Path Integral Molecular Dynamics

Path Integral Molecular Dynamics (PIMD) is based on Feynmann’s path-integral formulation of quantum statistical mechanics, and provides a practical tool to compute static and dynamic quantum statistics, especially when quantum nuclear effects are relevant. Applications include calculations of chemical reaction rates, diffusion coefficients, and absorption spectra. The appeal of PIMD is that it uses a classical ring-polymer-bead system to solve for properties of the quantum system. At the heart of every numerical integration for PIMD is a free ring-polymer update. However, due to fast harmonic motions present in the free ring-polymer system, a strongly stable approximation to the free ring-polymer update is essential. Another requirement is that the integration scheme remains accurate in the infinite bead limit. However, an unfortunate property of existing numerical integration schemes for PIMD — including essentially all existing ring-polymer molecular dynamics (RPMD) and thermostatted RPMD (T-RPMD) methods — is that for a given MD timestep, the overlap between the exact ring-polymer Boltzmann distribution and that sampled using the approximation becomes zero in the continuum or infinite bead limit. A key outcome of the papers referenced below is that these and other problems can be avoided through the introduction of strongly stable and “dimension-free” numerical integration schemes for which the sampled ring-polymer position distribution has non-zero overlap with the exact distribution in the infinite bead limit in relevant models; these conclusions are borne out numerically for quantum liquid water. These properties of strong stability and dimensionality freedom allow for remarkably accurate and stable ergodic time-averaging, and involve a very simple “Cayley” modification of standard “BAOAB” splitting schemes from molecular dynamics, and therefore, the resulting “BCOCB” methods are expected to be widely used for future PIMD simulations.

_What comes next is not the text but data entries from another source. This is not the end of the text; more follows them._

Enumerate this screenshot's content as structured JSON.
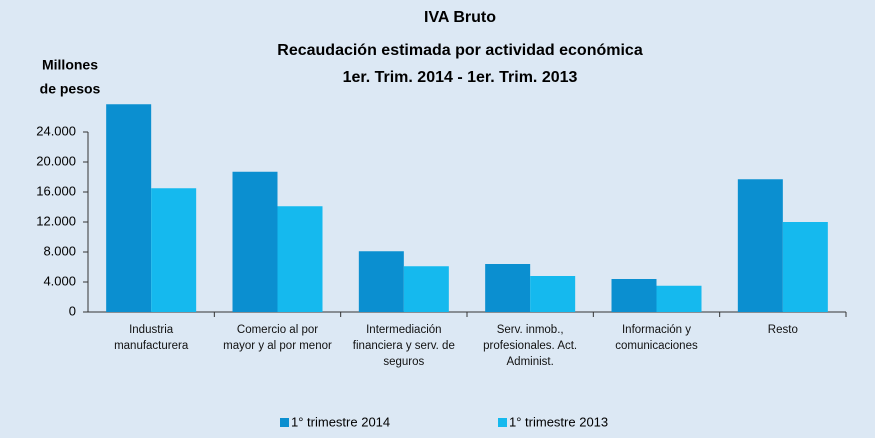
{
  "chart_data": {
    "type": "bar",
    "title": [
      "IVA Bruto",
      "Recaudación estimada por actividad económica",
      "1er. Trim. 2014 - 1er. Trim. 2013"
    ],
    "ylabel": [
      "Millones",
      "de pesos"
    ],
    "categories": [
      "Industria manufacturera",
      "Comercio al por mayor y al por menor",
      "Intermediación financiera y serv. de seguros",
      "Serv. inmob., profesionales. Act. Administ.",
      "Información y comunicaciones",
      "Resto"
    ],
    "series": [
      {
        "name": "1° trimestre 2014",
        "color": "#0b8fd0",
        "values": [
          27700,
          18700,
          8100,
          6400,
          4400,
          17700
        ]
      },
      {
        "name": "1° trimestre 2013",
        "color": "#15b9ee",
        "values": [
          16500,
          14100,
          6100,
          4800,
          3500,
          12000
        ]
      }
    ],
    "ylim": [
      0,
      28000
    ],
    "yticks": [
      0,
      {
        "value": 4000,
        "label": "4.000"
      },
      {
        "value": 8000,
        "label": "8.000"
      },
      {
        "value": 12000,
        "label": "12.000"
      },
      {
        "value": 16000,
        "label": "16.000"
      },
      {
        "value": 20000,
        "label": "20.000"
      },
      {
        "value": 24000,
        "label": "24.000"
      }
    ],
    "legend": "bottom"
  }
}
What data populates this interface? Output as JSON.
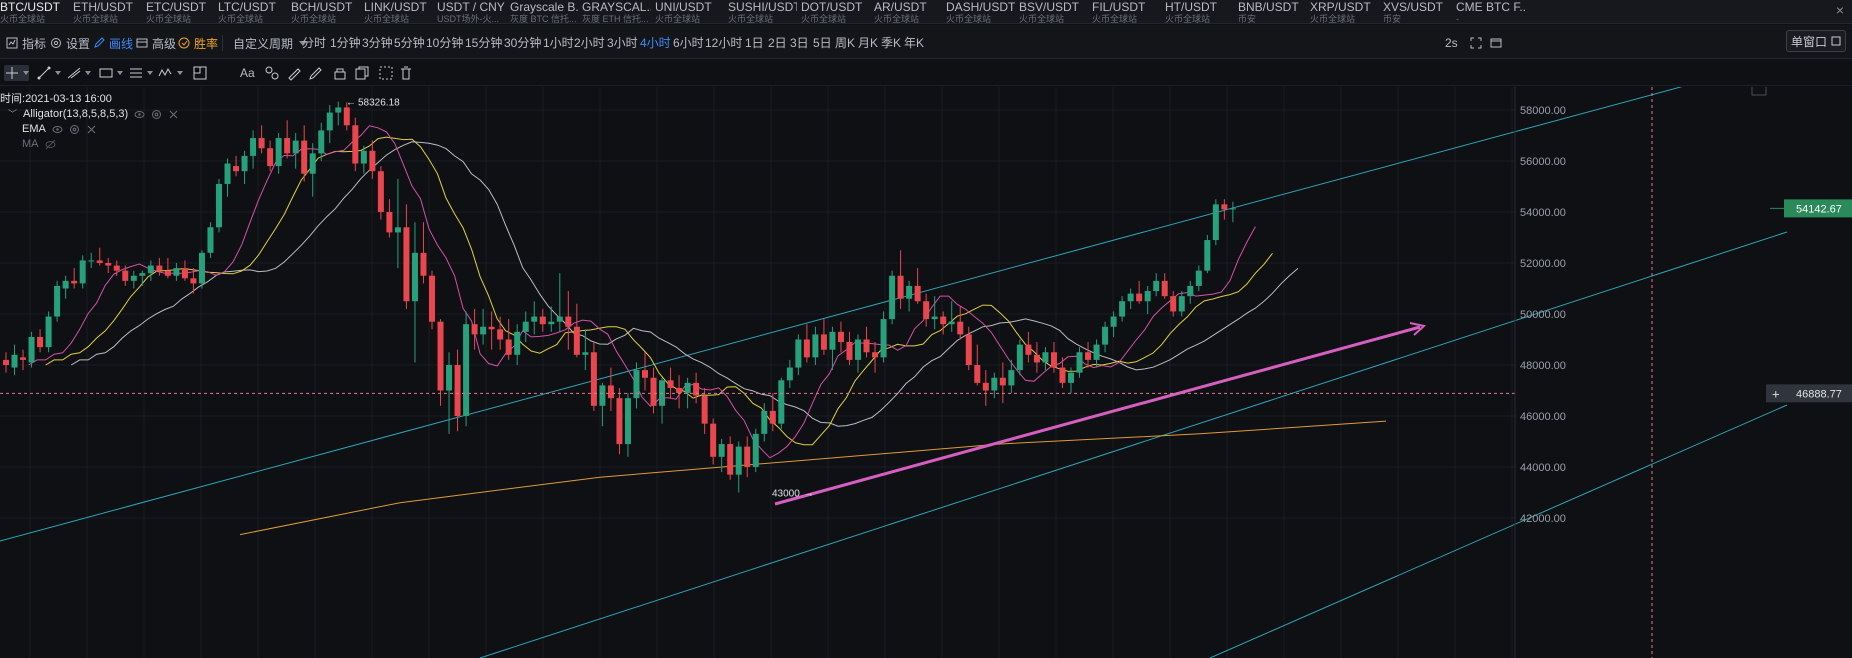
{
  "tickers": [
    {
      "symbol": "BTC/USDT",
      "exchange": "火币全球站",
      "active": true
    },
    {
      "symbol": "ETH/USDT",
      "exchange": "火币全球站"
    },
    {
      "symbol": "ETC/USDT",
      "exchange": "火币全球站"
    },
    {
      "symbol": "LTC/USDT",
      "exchange": "火币全球站"
    },
    {
      "symbol": "BCH/USDT",
      "exchange": "火币全球站"
    },
    {
      "symbol": "LINK/USDT",
      "exchange": "火币全球站"
    },
    {
      "symbol": "USDT / CNY",
      "exchange": "USDT场外-火..."
    },
    {
      "symbol": "Grayscale B...",
      "exchange": "灰度 BTC 信托..."
    },
    {
      "symbol": "GRAYSCAL...",
      "exchange": "灰度 ETH 信托..."
    },
    {
      "symbol": "UNI/USDT",
      "exchange": "火币全球站"
    },
    {
      "symbol": "SUSHI/USDT",
      "exchange": "火币全球站"
    },
    {
      "symbol": "DOT/USDT",
      "exchange": "火币全球站"
    },
    {
      "symbol": "AR/USDT",
      "exchange": "火币全球站"
    },
    {
      "symbol": "DASH/USDT",
      "exchange": "火币全球站"
    },
    {
      "symbol": "BSV/USDT",
      "exchange": "火币全球站"
    },
    {
      "symbol": "FIL/USDT",
      "exchange": "火币全球站"
    },
    {
      "symbol": "HT/USDT",
      "exchange": "火币全球站"
    },
    {
      "symbol": "BNB/USDT",
      "exchange": "币安"
    },
    {
      "symbol": "XRP/USDT",
      "exchange": "火币全球站"
    },
    {
      "symbol": "XVS/USDT",
      "exchange": "币安"
    },
    {
      "symbol": "CME BTC F...",
      "exchange": "-"
    }
  ],
  "ticker_close": "×",
  "toolbar": {
    "indicators": "指标",
    "settings": "设置",
    "drawing": "画线",
    "advanced": "高级",
    "winrate": "胜率",
    "custom_period": "自定义周期",
    "periods": [
      "分时",
      "1分钟",
      "3分钟",
      "5分钟",
      "10分钟",
      "15分钟",
      "30分钟",
      "1小时",
      "2小时",
      "3小时",
      "4小时",
      "6小时",
      "12小时",
      "1日",
      "2日",
      "3日",
      "5日",
      "周K",
      "月K",
      "季K",
      "年K"
    ],
    "active_period": "4小时",
    "refresh_interval": "2s",
    "single_window": "单窗口"
  },
  "drawing_tools": [
    "crosshair",
    "trend-line",
    "fib",
    "rectangle",
    "horizontal-lines",
    "wave",
    "ruler",
    "text",
    "pattern",
    "brush",
    "pencil",
    "lock",
    "copy",
    "screenshot",
    "delete"
  ],
  "drawing_text_tool": "Aa",
  "legend": {
    "time_label": "时间:",
    "time_value": "2021-03-13 16:00",
    "indicators": [
      {
        "name": "Alligator(13,8,5,8,5,3)",
        "visible": true
      },
      {
        "name": "EMA",
        "visible": true
      },
      {
        "name": "MA",
        "visible": false
      }
    ]
  },
  "colors": {
    "up": "#26a17b",
    "down": "#e9474d",
    "alligator_jaw": "#d450a8",
    "alligator_teeth": "#dfd040",
    "alligator_lips": "#b9bcc4",
    "ema": "#e09a3a",
    "channel": "#2aa6b6",
    "trendline": "#d45fc0",
    "price_tag": "#2a8a5a",
    "crosshair": "#e07a8a"
  },
  "chart_data": {
    "type": "candlestick",
    "interval": "4小时",
    "y_axis_labels": [
      "58000.00",
      "56000.00",
      "54000.00",
      "52000.00",
      "50000.00",
      "48000.00",
      "46000.00",
      "44000.00",
      "42000.00"
    ],
    "ylim": [
      41500,
      59300
    ],
    "last_price": "54142.67",
    "crosshair_price": "46888.77",
    "annotations": {
      "high": "58326.18",
      "low": "43000"
    },
    "candles_ohlc": [
      [
        48200,
        48500,
        47700,
        48000
      ],
      [
        47900,
        48800,
        47600,
        48400
      ],
      [
        48300,
        48600,
        47800,
        48200
      ],
      [
        48100,
        49300,
        47900,
        49100
      ],
      [
        49100,
        49400,
        48500,
        48700
      ],
      [
        48700,
        50100,
        48500,
        49900
      ],
      [
        49900,
        51300,
        49700,
        51100
      ],
      [
        51000,
        51500,
        50600,
        51300
      ],
      [
        51300,
        51800,
        51000,
        51200
      ],
      [
        51200,
        52300,
        51000,
        52100
      ],
      [
        52100,
        52400,
        51800,
        52100
      ],
      [
        52100,
        52600,
        51900,
        52000
      ],
      [
        52000,
        52200,
        51600,
        51900
      ],
      [
        51900,
        52100,
        51500,
        51700
      ],
      [
        51700,
        51900,
        51100,
        51300
      ],
      [
        51300,
        51700,
        51000,
        51500
      ],
      [
        51500,
        51700,
        51100,
        51600
      ],
      [
        51600,
        52100,
        51300,
        51900
      ],
      [
        51900,
        52200,
        51500,
        51700
      ],
      [
        51700,
        52200,
        51400,
        51500
      ],
      [
        51500,
        52000,
        51300,
        51800
      ],
      [
        51800,
        52100,
        51300,
        51400
      ],
      [
        51400,
        51800,
        50800,
        51200
      ],
      [
        51200,
        52500,
        51000,
        52400
      ],
      [
        52400,
        53600,
        52200,
        53400
      ],
      [
        53400,
        55300,
        53200,
        55100
      ],
      [
        55100,
        56100,
        54600,
        55900
      ],
      [
        55800,
        56200,
        55400,
        55600
      ],
      [
        55600,
        56400,
        55100,
        56200
      ],
      [
        56200,
        57200,
        55700,
        56900
      ],
      [
        56900,
        57400,
        56300,
        56500
      ],
      [
        56500,
        56800,
        55600,
        55800
      ],
      [
        55800,
        57100,
        55500,
        56900
      ],
      [
        56900,
        57600,
        56100,
        56300
      ],
      [
        56300,
        57100,
        55700,
        56800
      ],
      [
        56800,
        57400,
        55200,
        55500
      ],
      [
        55500,
        56700,
        54600,
        56300
      ],
      [
        56300,
        57500,
        56000,
        57200
      ],
      [
        57200,
        58200,
        56700,
        57900
      ],
      [
        57900,
        58326,
        57400,
        58100
      ],
      [
        58100,
        58300,
        57200,
        57400
      ],
      [
        57400,
        57700,
        55600,
        55900
      ],
      [
        55900,
        56600,
        55500,
        56400
      ],
      [
        56400,
        56800,
        55300,
        55600
      ],
      [
        55600,
        55800,
        53700,
        54000
      ],
      [
        54000,
        54500,
        53000,
        53200
      ],
      [
        53200,
        55300,
        51800,
        53400
      ],
      [
        53400,
        54300,
        50200,
        50500
      ],
      [
        50500,
        53600,
        48100,
        52400
      ],
      [
        52400,
        53600,
        51200,
        51500
      ],
      [
        51500,
        51700,
        49400,
        49700
      ],
      [
        49700,
        49800,
        46400,
        47000
      ],
      [
        47000,
        48500,
        45300,
        48000
      ],
      [
        48000,
        48600,
        45400,
        46000
      ],
      [
        46000,
        50100,
        45600,
        49600
      ],
      [
        49600,
        50200,
        48600,
        49200
      ],
      [
        49200,
        50200,
        48800,
        49500
      ],
      [
        49500,
        50100,
        48600,
        49400
      ],
      [
        49400,
        49900,
        48600,
        49000
      ],
      [
        49000,
        49800,
        48200,
        48400
      ],
      [
        48400,
        49600,
        48000,
        49300
      ],
      [
        49300,
        50100,
        48900,
        49700
      ],
      [
        49700,
        50500,
        49200,
        49900
      ],
      [
        49900,
        50200,
        49300,
        49600
      ],
      [
        49600,
        50300,
        49300,
        49700
      ],
      [
        49700,
        51600,
        49300,
        49900
      ],
      [
        49900,
        50900,
        48600,
        49500
      ],
      [
        49500,
        50400,
        48300,
        48400
      ],
      [
        48400,
        49400,
        47800,
        48500
      ],
      [
        48500,
        48900,
        46200,
        46400
      ],
      [
        46400,
        47300,
        45600,
        47200
      ],
      [
        47200,
        47900,
        46200,
        46700
      ],
      [
        46700,
        47100,
        44500,
        44900
      ],
      [
        44900,
        46900,
        44400,
        46700
      ],
      [
        46700,
        48100,
        46300,
        47800
      ],
      [
        47800,
        48500,
        47000,
        47500
      ],
      [
        47500,
        47900,
        46100,
        46400
      ],
      [
        46400,
        47500,
        45700,
        47400
      ],
      [
        47400,
        47900,
        46700,
        47100
      ],
      [
        47100,
        47600,
        46300,
        46900
      ],
      [
        46900,
        47500,
        46300,
        47300
      ],
      [
        47300,
        47700,
        46500,
        46800
      ],
      [
        46800,
        47100,
        45300,
        45700
      ],
      [
        45700,
        45900,
        44100,
        44400
      ],
      [
        44400,
        45100,
        43800,
        44900
      ],
      [
        44900,
        45200,
        43500,
        43700
      ],
      [
        43700,
        45000,
        43000,
        44800
      ],
      [
        44800,
        45200,
        43600,
        44000
      ],
      [
        44000,
        45500,
        43800,
        45300
      ],
      [
        45300,
        46500,
        45000,
        46200
      ],
      [
        46200,
        46900,
        45400,
        45700
      ],
      [
        45700,
        47500,
        45500,
        47400
      ],
      [
        47400,
        48200,
        47100,
        47900
      ],
      [
        47900,
        49200,
        47600,
        49000
      ],
      [
        49000,
        49600,
        48100,
        48300
      ],
      [
        48300,
        49500,
        48000,
        49200
      ],
      [
        49200,
        49800,
        48400,
        48600
      ],
      [
        48600,
        49500,
        47800,
        49300
      ],
      [
        49300,
        49700,
        48500,
        48900
      ],
      [
        48900,
        49300,
        48000,
        48200
      ],
      [
        48200,
        49200,
        47700,
        49000
      ],
      [
        49000,
        49500,
        48300,
        48500
      ],
      [
        48500,
        48900,
        47700,
        48300
      ],
      [
        48300,
        50100,
        48100,
        49800
      ],
      [
        49800,
        51700,
        49600,
        51500
      ],
      [
        51500,
        52500,
        50200,
        50600
      ],
      [
        50600,
        51300,
        50100,
        51100
      ],
      [
        51100,
        51800,
        50400,
        50500
      ],
      [
        50500,
        50800,
        49500,
        49800
      ],
      [
        49800,
        50700,
        49400,
        49900
      ],
      [
        49900,
        50100,
        49200,
        49600
      ],
      [
        49600,
        50500,
        49300,
        49700
      ],
      [
        49700,
        50300,
        49000,
        49200
      ],
      [
        49200,
        49500,
        47800,
        48000
      ],
      [
        48000,
        48800,
        47200,
        47300
      ],
      [
        47300,
        47800,
        46400,
        47000
      ],
      [
        47000,
        47700,
        46700,
        47500
      ],
      [
        47500,
        48100,
        46500,
        47200
      ],
      [
        47200,
        48200,
        46900,
        47800
      ],
      [
        47800,
        49000,
        47600,
        48800
      ],
      [
        48800,
        49300,
        48100,
        48400
      ],
      [
        48400,
        48900,
        47700,
        48100
      ],
      [
        48100,
        48700,
        47800,
        48500
      ],
      [
        48500,
        48900,
        47700,
        47900
      ],
      [
        47900,
        48300,
        47100,
        47300
      ],
      [
        47300,
        47900,
        46900,
        47700
      ],
      [
        47700,
        48700,
        47500,
        48500
      ],
      [
        48500,
        48900,
        47900,
        48200
      ],
      [
        48200,
        49000,
        47900,
        48800
      ],
      [
        48800,
        49700,
        48500,
        49500
      ],
      [
        49500,
        50100,
        49100,
        49900
      ],
      [
        49900,
        50700,
        49700,
        50500
      ],
      [
        50500,
        51000,
        50200,
        50800
      ],
      [
        50800,
        51300,
        50400,
        50500
      ],
      [
        50500,
        51100,
        50000,
        50900
      ],
      [
        50900,
        51600,
        50700,
        51300
      ],
      [
        51300,
        51600,
        50600,
        50700
      ],
      [
        50700,
        50900,
        49900,
        50100
      ],
      [
        50100,
        50900,
        49900,
        50700
      ],
      [
        50700,
        51300,
        50400,
        51100
      ],
      [
        51100,
        51900,
        50900,
        51700
      ],
      [
        51700,
        53100,
        51600,
        52900
      ],
      [
        52900,
        54500,
        52700,
        54300
      ],
      [
        54300,
        54500,
        53700,
        54100
      ],
      [
        54100,
        54400,
        53600,
        54142.67
      ]
    ]
  }
}
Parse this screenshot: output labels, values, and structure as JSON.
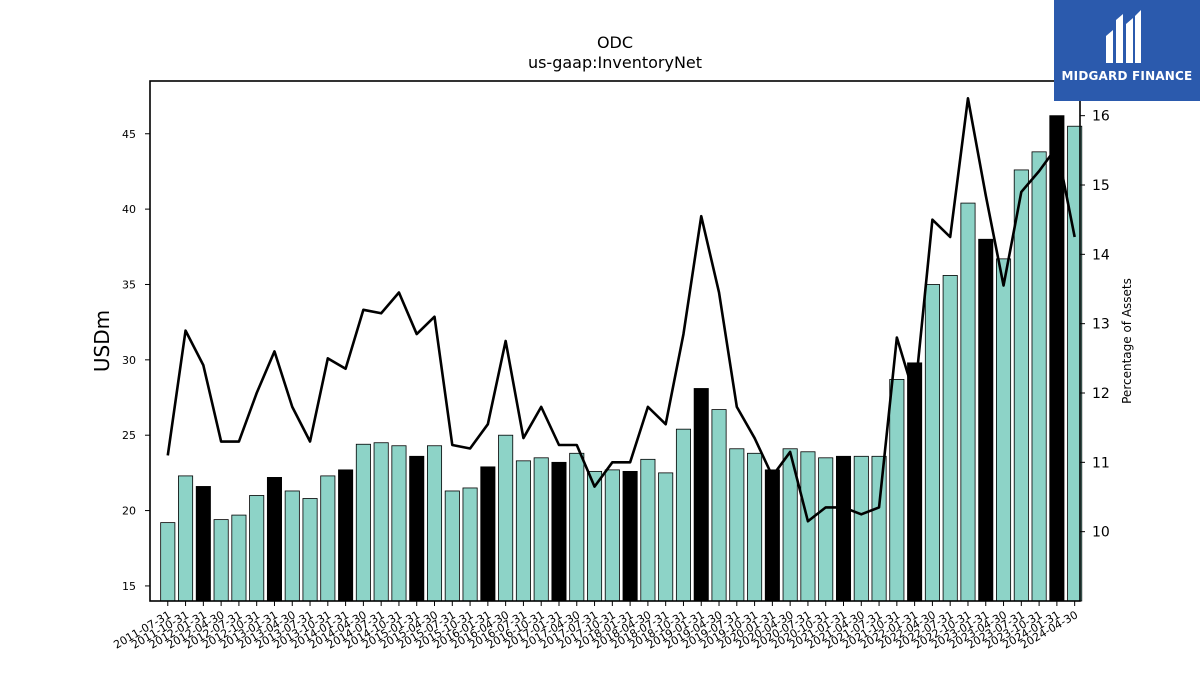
{
  "chart_data": {
    "type": "bar",
    "title": "ODC",
    "subtitle": "us-gaap:InventoryNet",
    "ylabel": "USDm",
    "y2label": "Percentage of Assets",
    "ylim": [
      14,
      48.5
    ],
    "y2lim": [
      9,
      16.5
    ],
    "yticks": [
      15,
      20,
      25,
      30,
      35,
      40,
      45
    ],
    "y2ticks": [
      10,
      11,
      12,
      13,
      14,
      15,
      16
    ],
    "bar_color": "#8dd3c7",
    "highlight_color": "#000000",
    "line_color": "#000000",
    "categories": [
      "2011-07-31",
      "2011-10-31",
      "2012-01-31",
      "2012-04-30",
      "2012-07-31",
      "2012-10-31",
      "2013-01-31",
      "2013-04-30",
      "2013-07-31",
      "2013-10-31",
      "2014-01-31",
      "2014-04-30",
      "2014-07-31",
      "2014-10-31",
      "2015-01-31",
      "2015-04-30",
      "2015-07-31",
      "2015-10-31",
      "2016-01-31",
      "2016-04-30",
      "2016-07-31",
      "2016-10-31",
      "2017-01-31",
      "2017-04-30",
      "2017-07-31",
      "2017-10-31",
      "2018-01-31",
      "2018-04-30",
      "2018-07-31",
      "2018-10-31",
      "2019-01-31",
      "2019-04-30",
      "2019-07-31",
      "2019-10-31",
      "2020-01-31",
      "2020-04-30",
      "2020-07-31",
      "2020-10-31",
      "2021-01-31",
      "2021-04-30",
      "2021-07-31",
      "2021-10-31",
      "2022-01-31",
      "2022-04-30",
      "2022-07-31",
      "2022-10-31",
      "2023-01-31",
      "2023-04-30",
      "2023-07-31",
      "2023-10-31",
      "2024-01-31",
      "2024-04-30"
    ],
    "visible_tick_labels": [
      "2011-07-31",
      "2011-10-31",
      "2012-01-31",
      "2012-04-30",
      "2012-07-31",
      "2012-10-31",
      "2013-01-31",
      "2013-04-30",
      "2013-07-31",
      "2013-10-31",
      "2014-01-31",
      "2014-04-30",
      "2014-07-31",
      "2014-10-31",
      "2015-01-31",
      "2015-04-30",
      "2015-07-31",
      "2015-10-31",
      "2016-01-31",
      "2016-04-30",
      "2016-07-31",
      "2016-10-31",
      "2017-01-31",
      "2017-04-30",
      "2017-07-31",
      "2017-10-31",
      "2018-01-31",
      "2018-04-30",
      "2018-07-31",
      "2018-10-31",
      "2019-01-31",
      "2019-04-30",
      "2019-07-31",
      "2019-10-31",
      "2020-01-31",
      "2020-04-30",
      "2020-07-31",
      "2020-10-31",
      "2021-01-31",
      "2021-04-30",
      "2021-07-31",
      "2021-10-31",
      "2022-01-31",
      "2022-04-30",
      "2022-07-31",
      "2022-10-31",
      "2023-01-31",
      "2023-04-30",
      "2023-07-31",
      "2023-10-31",
      "2024-01-31",
      "2024-04-30"
    ],
    "series": [
      {
        "type": "bar",
        "values": [
          19.2,
          22.3,
          21.6,
          19.4,
          19.7,
          21.0,
          22.2,
          21.3,
          20.8,
          22.3,
          22.7,
          24.4,
          24.5,
          24.3,
          23.6,
          24.3,
          21.3,
          21.5,
          22.9,
          25.0,
          23.3,
          23.5,
          23.2,
          23.8,
          22.6,
          22.7,
          22.6,
          23.4,
          22.5,
          25.4,
          28.1,
          26.7,
          24.1,
          23.8,
          22.7,
          24.1,
          23.9,
          23.5,
          23.6,
          23.6,
          23.6,
          28.7,
          29.8,
          35.0,
          35.6,
          40.4,
          38.0,
          36.7,
          42.6,
          43.8,
          46.2,
          45.5
        ],
        "highlight": [
          false,
          false,
          true,
          false,
          false,
          false,
          true,
          false,
          false,
          false,
          true,
          false,
          false,
          false,
          true,
          false,
          false,
          false,
          true,
          false,
          false,
          false,
          true,
          false,
          false,
          false,
          true,
          false,
          false,
          false,
          true,
          false,
          false,
          false,
          true,
          false,
          false,
          false,
          true,
          false,
          false,
          false,
          true,
          false,
          false,
          false,
          true,
          false,
          false,
          false,
          true,
          false
        ]
      },
      {
        "type": "line",
        "axis": "right",
        "values": [
          11.1,
          12.9,
          12.4,
          11.3,
          11.3,
          12.0,
          12.6,
          11.8,
          11.3,
          12.5,
          12.35,
          13.2,
          13.15,
          13.45,
          12.85,
          13.1,
          11.25,
          11.2,
          11.55,
          12.75,
          11.35,
          11.8,
          11.25,
          11.25,
          10.65,
          11.0,
          11.0,
          11.8,
          11.55,
          12.85,
          14.55,
          13.45,
          11.8,
          11.35,
          10.8,
          11.15,
          10.15,
          10.35,
          10.35,
          10.25,
          10.35,
          12.8,
          11.95,
          14.5,
          14.25,
          16.25,
          14.85,
          13.55,
          14.9,
          15.2,
          15.55,
          14.25
        ]
      }
    ]
  },
  "logo": {
    "text": "MIDGARD FINANCE"
  }
}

Numerical Solution of Stochastic Differential Equations

Sticky diffusion processes are ubiquitous in applications arising in a variety of models of physical and natural processes which are naturally described by a set of variables that can change dimension. However, until a few years ago, there were no methods to simulate them. This situation has changed. With Eric Vanden-Eijnden (NYU), we developed a discretization of SDEs in space, rather than time, leading to a Markov jump process (MJP) approximation. Since the increments of the MJP can be uniformly bounded, these algorithms are numerically stable by construction. Another nice feature of the MJP is that it naturally handles boundary conditions (e.g. positivity constraints in population or interest rate models), which is not at all obvious how to do using standard methods. With Miranda Holmes-Cerfon (UBC), we showed how one can naturally incorporate “sticky” boundary conditions into the MJP and demonstrated that MJP can accelerate simulations considerably, in some cases by orders of magnitude. Beyond sticky diffusions, this MJP allows one to approximate SDEs and SPDEs with trickier characteristics (such as interface conditions) or even in situations where the operators of the underlying processes are not yet well understood.